Ce qui suit est une traduction complète, en français, de la version finale de la loi fondamentale : Israël en tant qu’état-Nation du peuple juif, adopté par la Knesset le 19 juillet 2018.
Loi fondamentale : Israël en tant qu’état-Nation du peuple juif
1. Principes de base
A. La Terre D’Israël est la patrie historique du peuple juif, dans laquelle l’état d’Israël a été créé.
B. L’État D’Israël est le foyer national du peuple juif, dans lequel il remplit son droit naturel, culturel, religieux et historique à l’autodétermination.
C. Le droit d’exercer l’autodétermination nationale dans l’état d’Israël est unique au peuple juif.
2. Les symboles de l’état
A. Le nom de l’état est » Israël. »
B. Le drapeau de l’état est blanc avec deux bandes bleues près des bords et une étoile bleue de David au centre.
C. L’emblème de l’état est une menorah à sept branches avec des feuilles d’olive des deux côtés et le mot « Israël » en dessous.
D. L’hymne de l’état est » Hatikvah. »
E. Les détails concernant les symboles de l’état seront déterminés par la loi.
3. La capitale de l’Etat
Jérusalem, complète et unie, est la capitale d’Israël.
4. Langue
A. La langue de l’état est l’hébreu.
B. La langue arabe a un statut particulier dans l’état ; la réglementation de l’utilisation de l’arabe dans les institutions de l’état ou par celles-ci sera fixée par la loi.
C. Cette clause ne porte pas atteinte au statut donné à la langue arabe avant l’entrée en vigueur de cette loi.
5. Rassemblement des exilés
L’État sera ouvert pour l’immigration juive et le rassemblement des exilés
6. Lien avec le peuple juif
A. L’état s’efforce d’assurer la sécurité des membres du peuple juif en difficulté ou en captivité en raison de leur judéité ou de leur citoyenneté.
B. L’État agit au sein de la diaspora pour renforcer l’affinité entre l’état et les membres du peuple juif.
C. L’État agit pour préserver le patrimoine culturel, historique et religieux du peuple juif parmi les juifs de la diaspora.
7. Colonie juive
L’État considère le développement de la colonisation juive comme une valeur nationale et agira pour encourager et promouvoir sa création et sa consolidation.
8. Calendrier officiel
Le calendrier hébreu est le calendrier officiel de l’état et à côté de lui le calendrier grégorien sera utilisé comme calendrier officiel.
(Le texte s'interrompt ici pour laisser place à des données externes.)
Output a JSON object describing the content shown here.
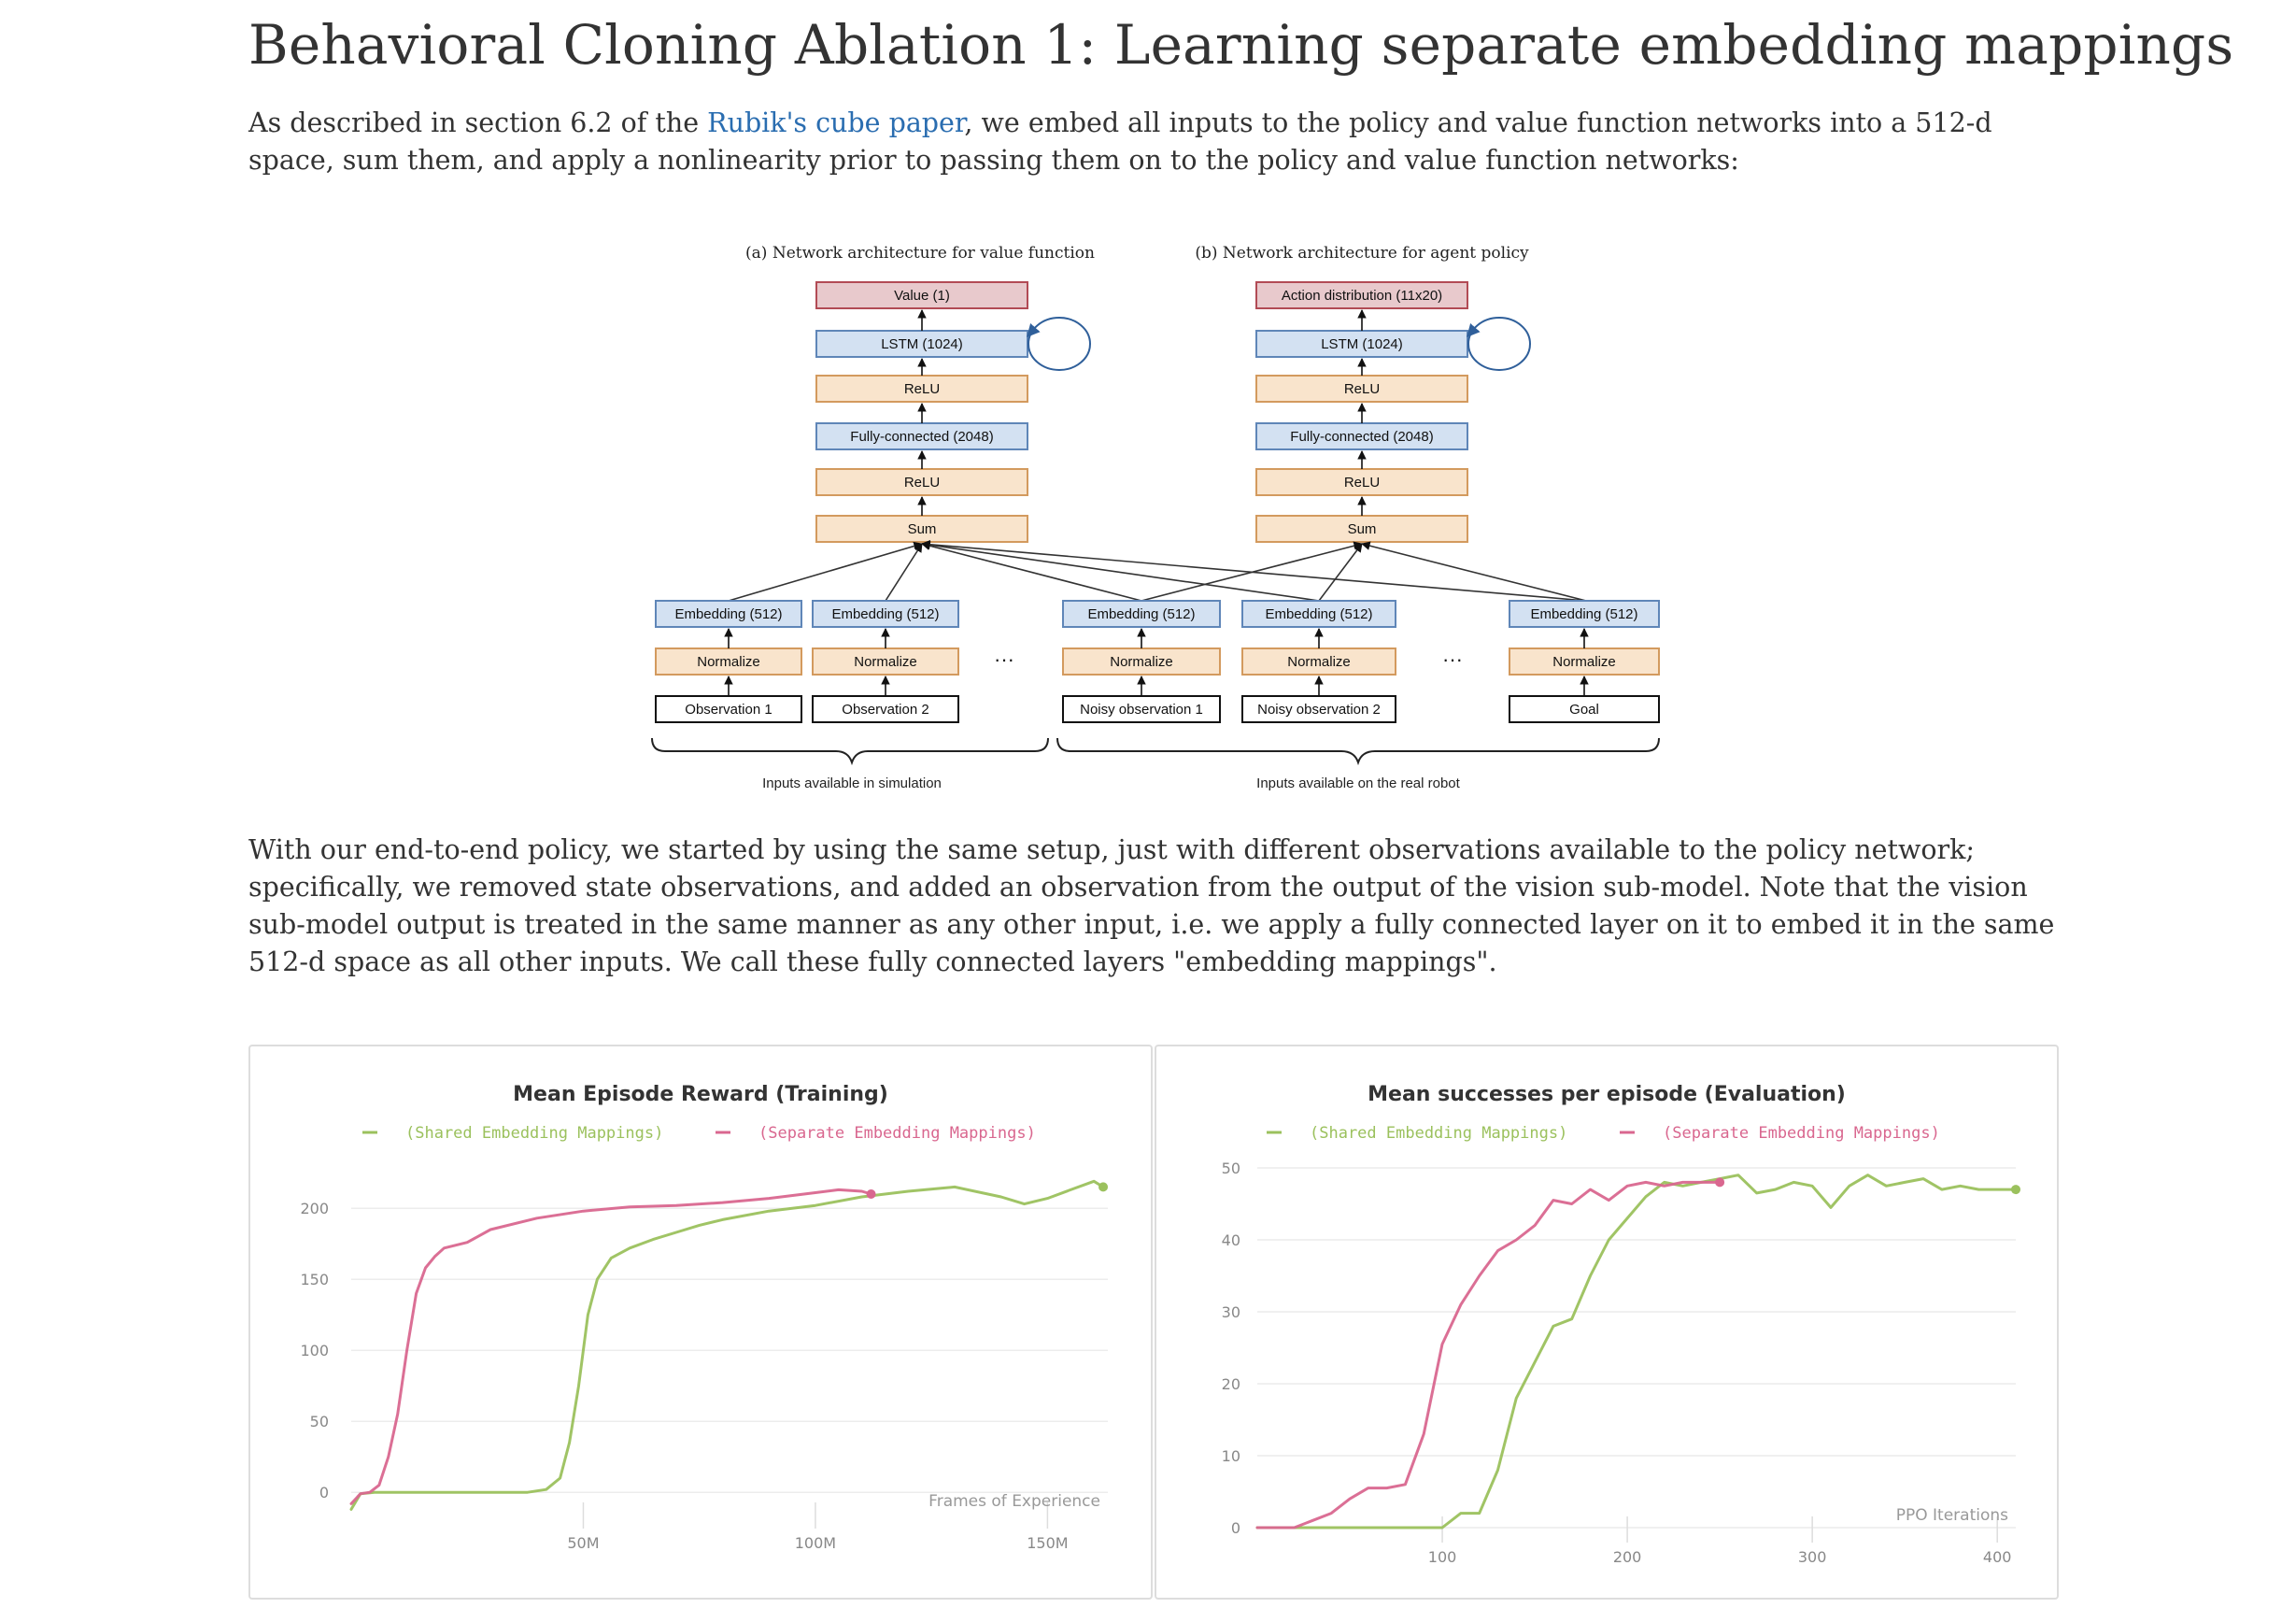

L’utilisation du calendrier hébreu et du calendrier grégorien sera déterminée par la loi.
9. Jour de l’indépendance et jours de commémoration
A. Le jour de l’indépendance est la fête nationale officielle de l’état.
B. Le jour commémoratif pour les morts dans les guerres d’Israël et le jour du souvenir de l’holocauste et de l’héroïsme sont des journées officielles de l’état.
10. Jours de repos et de sabbat
Le Sabbat et les festivals d’Israël sont les jours de repos établis dans l’état ; les non-Juifs ont le droit de maintenir des jours de repos sur leurs sabbats et festivals ; les détails de cette question seront déterminés par la loi.
11. Immutabilité
Cette loi fondamentale ne peut être modifiée que par une autre loi fondamentale adoptée par la majorité des membres de la Knesset.
Analyse par Emmanuel Navon עמנואל נבון sur la loi sur l’Etat-Nation[1]
Merci à Gitelman Yitzhak pour cette traduction du texte d’Emmanuel Navon
Après 70 ans d’indépendance, Israël n’a toujours pas de constitution écrite. C’est une anomalie, mais il n’y aura pas de remède de sitôt à cause des écarts irréductibles entre les partis politiques israéliens. Les constitutions sont la pierre angulaire des démocraties; ils définissent l’identité et le but de l’état; ils déterminent les pouvoirs des trois branches du gouvernement; et ils protègent les droits individuels. Israël a des «lois fondamentales» qui déterminent les pouvoirs des trois branches du gouvernement (comme la loi fondamentale sur la Knesset) et qui protègent les droits individuels (tels que la loi fondamentale sur la dignité humaine et la liberté), mais pas une loi fondamentale qui définit l’identité et but de l’état. La Loi fondamentale sur Israël Nation-État du peuple juif a été adoptée pour combler ce vide.
Un vide juridique ?
Pour certains, combler ce vide juridique était inutile puisque Israël est de facto un État-nation et que la Déclaration d’indépendance de l’État d’Israël définit l’identité du pays («Nous déclarons par la présente la création d’un État juif») et son but (l’indépendance nationale du peuple juif).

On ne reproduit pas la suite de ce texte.